Our local grocery store carries a cat food (supplement feed) that contains only sardines and clear gelatin. makes a great and cheap protein treat. But to really keep them distracted, catch yourself a whole fish or two and string them from the rafters so they have to work for their treat. Really keeps their minds (such as they are) off each other  There aren't many fish in our brook....0r I'm a lousy fisherman....and I frequently pick up a bag of frozen smelts to use, stringing up one or two every now and then. First, they are small, and you don't have to worry about the fish rotting before they finish it. A bag will last a LONG time, and it's cheap. And no, their eggs won't taste like sardines  I've also done this with heads of cabbage and lettuce, although since you are trying to increase protein, the fish might be a better start.


----------



## prairiedog (Jan 18, 2007)

go ouot at night and put vicks on all of their beaks then they all smell the same and they will quit pecking.


----------



## charliesbugs (Feb 25, 2007)

Just read all your ideas.. My dd has a bunch of red sexlink( I think) and they seem really agressive.. She got a few EE and they killed a couple of them by pecking them to death.. She took the one last one and kept her separate. NOW, she has gotten more EE . They have been grown apart from the "reds" and now that they are bigger she wants to put them together.Will those sex-links peck th less agressive EE again.. Is it just the nature of the sex-links? Or, is it diet?


----------



## charliesbugs (Feb 25, 2007)

No one answered .. diet?? or genes???


----------



## mammabooh (Sep 1, 2004)

I had sexlinks in a mixed flock several years back and absolutely hated them. They picked on the others and were noisy. I butched a couple of them and gave the rest of them to the farmer down the road. The rest of the flock lived in peace and harmony after that.


----------



## Jay27 (Jan 11, 2010)

Horseyrider said:


> CNCfamily, my concern with feeding chicken products to chickens isn't about being cannibalistic. Sure, birds will eat other birds. I think of things like BSE (mad cow) in cattle, which is passed by cattle being fed their own species.

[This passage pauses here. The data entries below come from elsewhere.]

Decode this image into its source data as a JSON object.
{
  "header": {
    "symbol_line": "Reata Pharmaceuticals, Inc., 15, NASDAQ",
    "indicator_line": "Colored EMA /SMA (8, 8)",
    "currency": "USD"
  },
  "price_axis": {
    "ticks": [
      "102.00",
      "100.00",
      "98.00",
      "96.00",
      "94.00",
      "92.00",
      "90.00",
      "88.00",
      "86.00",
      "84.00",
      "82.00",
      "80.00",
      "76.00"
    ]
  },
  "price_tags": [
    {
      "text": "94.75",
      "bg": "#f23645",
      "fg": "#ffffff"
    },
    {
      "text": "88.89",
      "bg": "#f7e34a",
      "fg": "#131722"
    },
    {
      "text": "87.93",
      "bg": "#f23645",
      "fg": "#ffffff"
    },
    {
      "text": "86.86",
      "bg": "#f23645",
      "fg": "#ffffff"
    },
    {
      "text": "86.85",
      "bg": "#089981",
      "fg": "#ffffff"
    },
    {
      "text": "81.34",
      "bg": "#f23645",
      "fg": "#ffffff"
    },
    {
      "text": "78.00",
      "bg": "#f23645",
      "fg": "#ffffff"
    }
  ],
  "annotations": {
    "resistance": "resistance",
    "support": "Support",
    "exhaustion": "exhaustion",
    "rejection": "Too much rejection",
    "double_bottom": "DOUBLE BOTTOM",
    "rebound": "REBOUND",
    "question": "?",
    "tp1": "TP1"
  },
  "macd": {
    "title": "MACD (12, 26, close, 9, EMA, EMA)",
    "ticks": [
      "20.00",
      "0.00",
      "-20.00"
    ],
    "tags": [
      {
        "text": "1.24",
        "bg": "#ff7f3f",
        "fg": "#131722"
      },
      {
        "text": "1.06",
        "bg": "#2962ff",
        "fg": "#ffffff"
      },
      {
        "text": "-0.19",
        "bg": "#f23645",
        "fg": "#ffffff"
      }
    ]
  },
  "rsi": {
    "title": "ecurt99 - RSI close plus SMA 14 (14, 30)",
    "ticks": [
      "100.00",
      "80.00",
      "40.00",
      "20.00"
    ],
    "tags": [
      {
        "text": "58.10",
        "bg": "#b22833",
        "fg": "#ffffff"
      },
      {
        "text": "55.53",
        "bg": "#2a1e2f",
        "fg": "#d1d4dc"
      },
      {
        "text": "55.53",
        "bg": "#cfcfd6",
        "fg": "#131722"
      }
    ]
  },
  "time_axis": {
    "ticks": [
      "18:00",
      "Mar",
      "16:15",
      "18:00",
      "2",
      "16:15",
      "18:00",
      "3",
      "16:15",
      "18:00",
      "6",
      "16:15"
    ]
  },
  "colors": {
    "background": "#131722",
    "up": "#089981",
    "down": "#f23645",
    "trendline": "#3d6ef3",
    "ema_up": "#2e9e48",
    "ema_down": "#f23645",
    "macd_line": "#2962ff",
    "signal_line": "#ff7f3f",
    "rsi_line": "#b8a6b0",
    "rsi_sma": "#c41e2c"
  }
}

Cattle are herbivores, which is the reason the proteins react and cause neurologic/prion diseases. Herbivores are not meant to eat animal proteins, regardless of the source. Chickens/hogs/etc are omnivores, however, so they have the ability to properly handle the animal proteins.

My chickens favorite food is chicken... After we are done picking at the carcasses, they go in the coop. They pick every last shred off the bones.


----------



## Jay27 (Jan 11, 2010)

charliesbugs said:


> No one answered .. diet?? or genes???


In my experience, diet or overcrowding are the main reasons for pecking problems.


----------



## UUmom2many (Apr 21, 2009)

This is happening in my young flock. It took us a few extra weeks to get the coop done and they started doing this I feel out of boredom. 

They have room now but still bother the one bird relentlessly. Two others have bald spots but I'm not sure if that's feahters coming in or what. 

I want to switch them to a whole grain diet which takes more work to eat. I just gave them about a half cup to see if that helps them do something else. The poor girl that gets picked on is staying in the coop and not coming out when the others are there unless she has to.


----------



## Cyngbaeld (May 20, 2004)

High production birds need high protein. Without it they will eat feathers and act aggressively. Nearly always they will calm down if they are given adequate animal protein. A bird that is on plenty of protein and still aggressive should be culled.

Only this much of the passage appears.